Here is an example python code for the Test.
import pandas as pd
import numpy as np
from statsmodels.stats.proportion import proportions_ztest
# Simulated A/B test data
np.random.seed(42)
data = {
"Group": ["Control"] * 5000 + ["Test"] * 5000,
"Liked": np.concatenate([
np.random.choice([0, 1], size=5000, p=[0.85, 0.15]), # 15% liked in Control
np.random.choice([0, 1], size=5000, p=[0.80, 0.20]) # 20% liked in Test (sweeter version)
])
}
df = pd.DataFrame(data)
# Aggregating data
like_counts = df.groupby("Group")["Liked"].sum().values
sample_sizes = df.groupby("Group")["Liked"].count().values
# Running a Z-test
stat, p_value = proportions_ztest(like_counts, sample_sizes, alternative='larger')
# Calculating effect size (Cohen's h)
control_rate = like_counts[0] / sample_sizes[0]
test_rate = like_counts[1] / sample_sizes[1]

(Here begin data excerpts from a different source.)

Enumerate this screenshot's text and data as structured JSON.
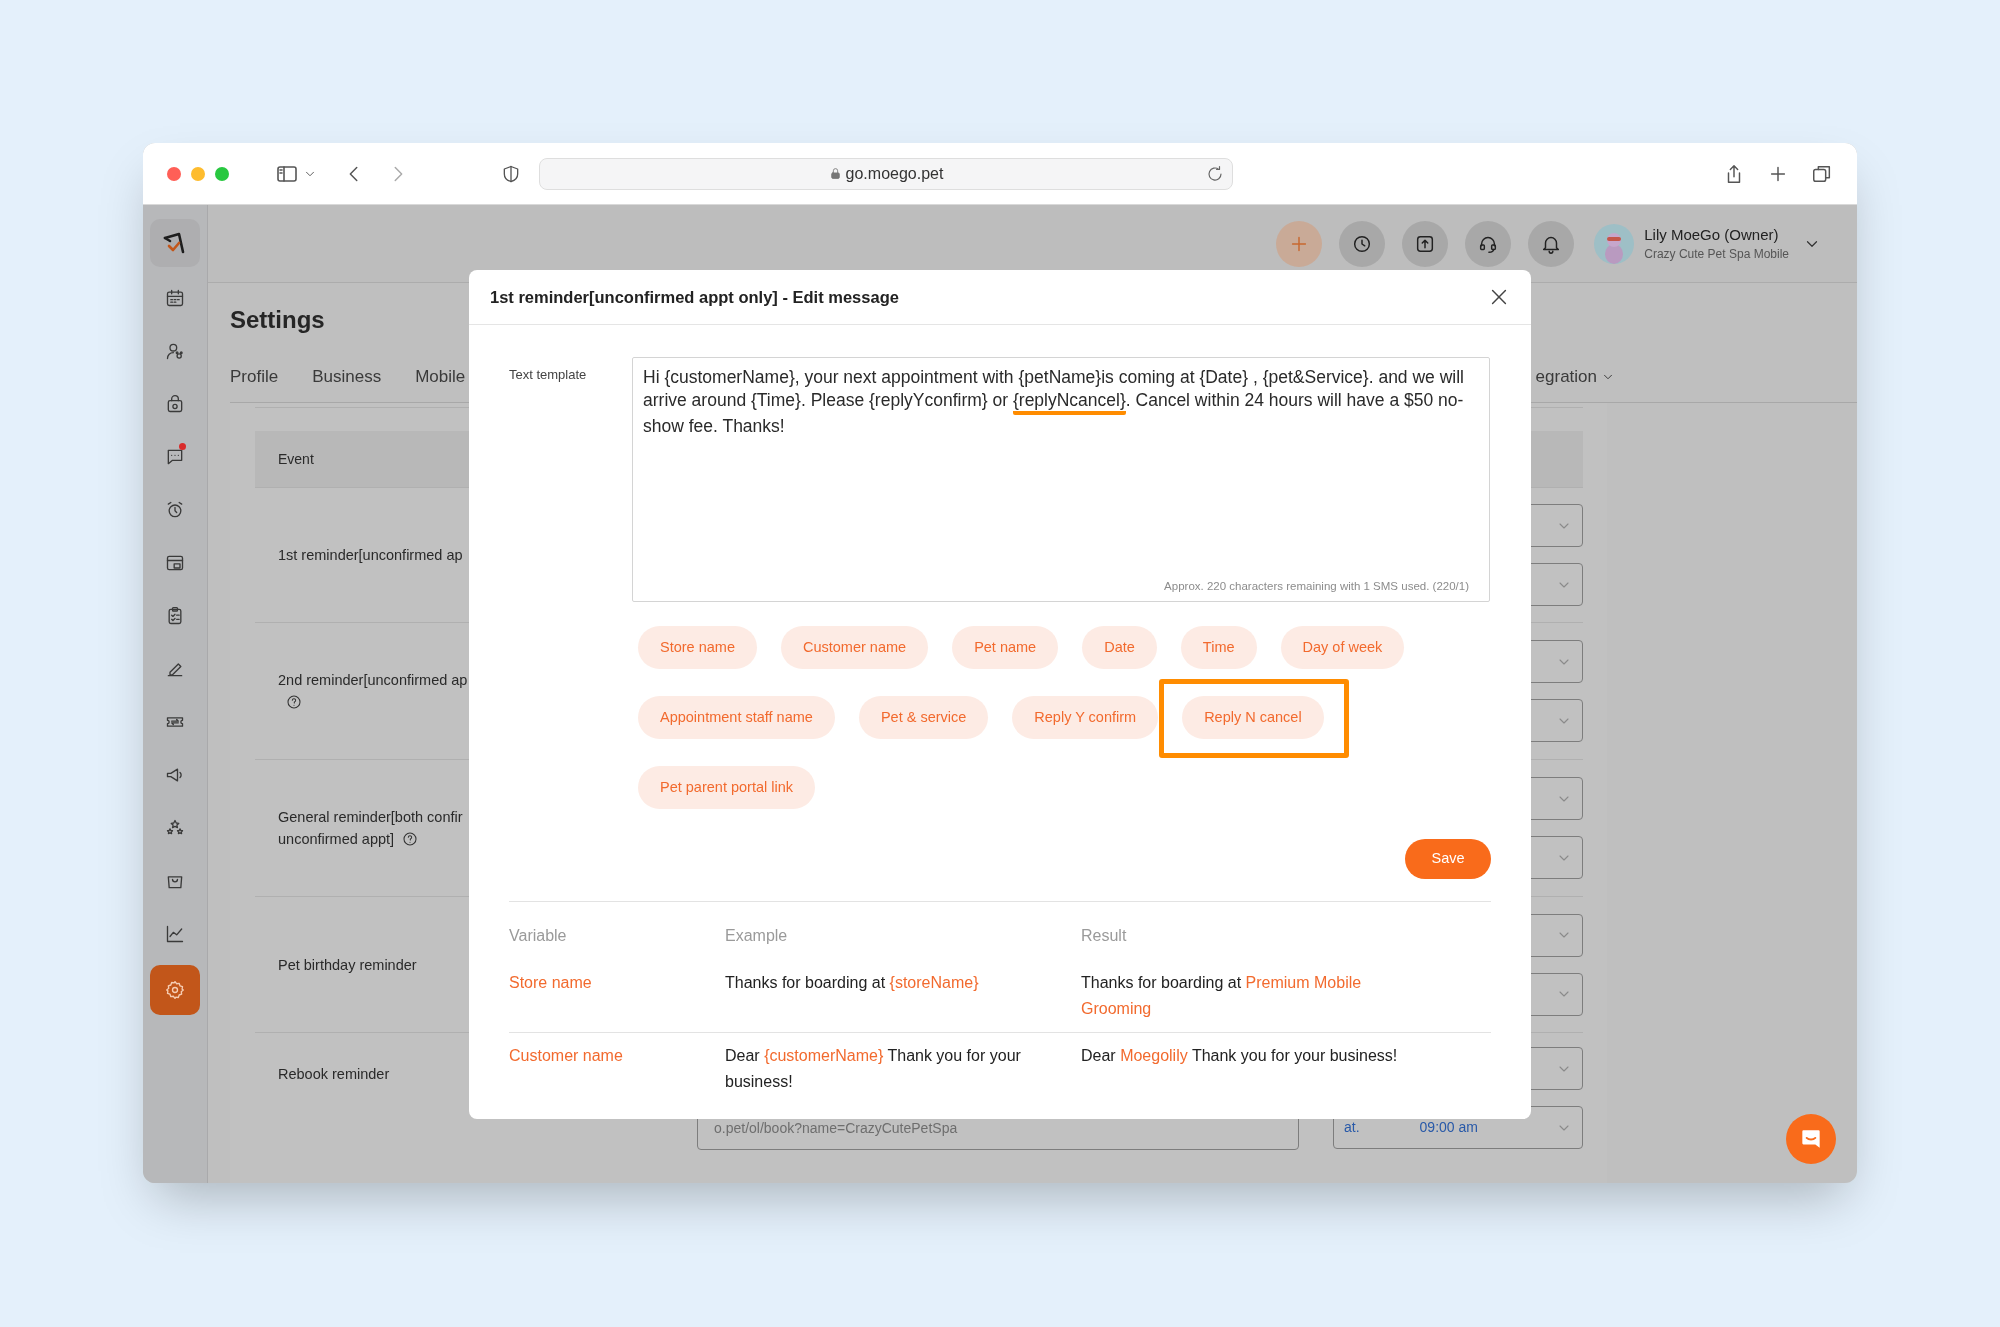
{
  "browser": {
    "url": "go.moego.pet"
  },
  "header": {
    "user_name": "Lily MoeGo (Owner)",
    "business": "Crazy Cute Pet Spa Mobile"
  },
  "sidebar": {
    "items": [
      {
        "kind": "calendar",
        "selected": false,
        "dot": false
      },
      {
        "kind": "client",
        "selected": false,
        "dot": false
      },
      {
        "kind": "bag",
        "selected": false,
        "dot": false
      },
      {
        "kind": "chat",
        "selected": false,
        "dot": true
      },
      {
        "kind": "alarm",
        "selected": false,
        "dot": false
      },
      {
        "kind": "store",
        "selected": false,
        "dot": false
      },
      {
        "kind": "clipboard",
        "selected": false,
        "dot": false
      },
      {
        "kind": "pen",
        "selected": false,
        "dot": false
      },
      {
        "kind": "ticket",
        "selected": false,
        "dot": false
      },
      {
        "kind": "megaphone",
        "selected": false,
        "dot": false
      },
      {
        "kind": "stars",
        "selected": false,
        "dot": false
      },
      {
        "kind": "basket",
        "selected": false,
        "dot": false
      },
      {
        "kind": "chart",
        "selected": false,
        "dot": false
      },
      {
        "kind": "settings",
        "selected": true,
        "dot": false
      }
    ]
  },
  "settings": {
    "title": "Settings",
    "tabs": [
      {
        "label": "Profile"
      },
      {
        "label": "Business"
      },
      {
        "label": "Mobile"
      }
    ],
    "right_tab": "egration",
    "event_table": {
      "header": "Event",
      "rows": [
        {
          "lines": [
            "1st reminder[unconfirmed ap"
          ],
          "help": false
        },
        {
          "lines": [
            "2nd reminder[unconfirmed ap"
          ],
          "help": true
        },
        {
          "lines": [
            "General reminder[both confir",
            "unconfirmed appt]"
          ],
          "help": true
        },
        {
          "lines": [
            "Pet birthday reminder"
          ],
          "help": false
        },
        {
          "lines": [
            "Rebook reminder"
          ],
          "help": false,
          "link_field": "o.pet/ol/book?name=CrazyCutePetSpa",
          "time_prefix": "at.",
          "time_value": "09:00 am"
        }
      ]
    }
  },
  "modal": {
    "title": "1st reminder[unconfirmed appt only] - Edit message",
    "template_label": "Text template",
    "template": [
      {
        "text": "Hi {customerName}, your next appointment with {petName}is coming at {Date} , {pet&Service}. and we will arrive around {Time}. Please {replyYconfirm} or ",
        "underlined": false
      },
      {
        "text": "{replyNcancel}",
        "underlined": true
      },
      {
        "text": ". Cancel within 24 hours will have a $50 no-show fee. Thanks!",
        "underlined": false
      }
    ],
    "counter": "Approx. 220 characters remaining with 1 SMS used. (220/1)",
    "chips": [
      {
        "label": "Store name",
        "highlighted": false
      },
      {
        "label": "Customer name",
        "highlighted": false
      },
      {
        "label": "Pet name",
        "highlighted": false
      },
      {
        "label": "Date",
        "highlighted": false
      },
      {
        "label": "Time",
        "highlighted": false
      },
      {
        "label": "Day of week",
        "highlighted": false
      },
      {
        "label": "Appointment staff name",
        "highlighted": false
      },
      {
        "label": "Pet & service",
        "highlighted": false
      },
      {
        "label": "Reply Y confirm",
        "highlighted": false
      },
      {
        "label": "Reply N cancel",
        "highlighted": true
      },
      {
        "label": "Pet parent portal link",
        "highlighted": false
      }
    ],
    "save": "Save",
    "variables": {
      "columns": [
        "Variable",
        "Example",
        "Result"
      ],
      "rows": [
        {
          "variable": "Store name",
          "example": [
            {
              "text": "Thanks for boarding at ",
              "highlight": false
            },
            {
              "text": "{storeName}",
              "highlight": true
            }
          ],
          "result": [
            {
              "text": "Thanks for boarding at ",
              "highlight": false
            },
            {
              "text": "Premium Mobile Grooming",
              "highlight": true
            }
          ]
        },
        {
          "variable": "Customer name",
          "example": [
            {
              "text": "Dear ",
              "highlight": false
            },
            {
              "text": "{customerName}",
              "highlight": true
            },
            {
              "text": " Thank you for your business!",
              "highlight": false
            }
          ],
          "result": [
            {
              "text": "Dear ",
              "highlight": false
            },
            {
              "text": "Moegolily",
              "highlight": true
            },
            {
              "text": " Thank you for your business!",
              "highlight": false
            }
          ]
        }
      ]
    }
  }
}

effect_size = 2 * (np.arcsin(np.sqrt(test_rate)) - np.arcsin(np.sqrt(control_rate)))
# Display results
print(f"Z-test Statistic: {stat:.2f}")
print(f"P-value: {p_value:.5f}")
print(f"Effect Size (Cohen's h): {effect_size:.3f}")
I will also publish a new article that covers A/B testing in a more rigorous and in-depth way to help you design better experiments.
References
- Kohavi, R., Tang, D., & Xu, Y. (2020). Trustworthy Online Controlled Experiments: A Practical Guide to A/B Testing. Cambridge University Press.
- Hartshorn, S. (2021). Hypothesis Testing: An Intuitive Guide to Making Data-Driven Decisions. Independently published.
- Nassery, L. (2023). Practical A/B Testing: Creating Experimentation-Driven Products. Pragmatic Bookshelf.